Riddler Express

By Zach Wissner-Gross

From Mark Hannan comes a holiday party stumper:

You’re new at your job, and your office is voting on a theme for its holiday party. It’s fallen on you to record the percent of your coworkers (including yourself) who voted for each one. Well, since you’re in a hurry, you just write down everything in the percentage that comes before the decimal point. So for example, 35.0 percent, 35.17 percent and 35.92 percent would all be written simply as “35 percent.”

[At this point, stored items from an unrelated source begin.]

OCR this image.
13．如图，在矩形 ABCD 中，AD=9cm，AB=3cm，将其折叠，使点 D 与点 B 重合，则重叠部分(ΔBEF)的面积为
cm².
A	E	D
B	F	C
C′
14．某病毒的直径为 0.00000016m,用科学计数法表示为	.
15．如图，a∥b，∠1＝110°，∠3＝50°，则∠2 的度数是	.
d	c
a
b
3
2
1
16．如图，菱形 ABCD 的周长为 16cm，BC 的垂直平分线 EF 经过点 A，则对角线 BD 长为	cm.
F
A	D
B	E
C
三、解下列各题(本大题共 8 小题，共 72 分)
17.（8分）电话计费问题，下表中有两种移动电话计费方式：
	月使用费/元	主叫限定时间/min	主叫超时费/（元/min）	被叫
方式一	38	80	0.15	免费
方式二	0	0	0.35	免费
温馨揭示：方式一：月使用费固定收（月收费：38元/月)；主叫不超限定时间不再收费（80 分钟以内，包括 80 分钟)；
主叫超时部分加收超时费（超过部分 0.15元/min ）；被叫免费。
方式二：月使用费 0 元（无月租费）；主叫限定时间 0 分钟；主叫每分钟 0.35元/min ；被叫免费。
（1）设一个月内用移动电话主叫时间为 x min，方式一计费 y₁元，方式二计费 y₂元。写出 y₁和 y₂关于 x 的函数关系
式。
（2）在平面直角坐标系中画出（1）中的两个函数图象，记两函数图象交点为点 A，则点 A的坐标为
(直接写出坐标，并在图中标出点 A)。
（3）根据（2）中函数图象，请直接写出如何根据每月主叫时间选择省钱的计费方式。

After the votes are tallied, you found that the winner received 73 percent of the vote (at least, that’s what you wrote down), while second place had 58 percent, and third place had 32 percent. Your first realization is that you work with a bunch of cheaters who voted more than once. But your second thought is that you might be able to use this information to figure out how many people work in your office. (As I said, you’re new, and this isn’t something you know off the top of your head.)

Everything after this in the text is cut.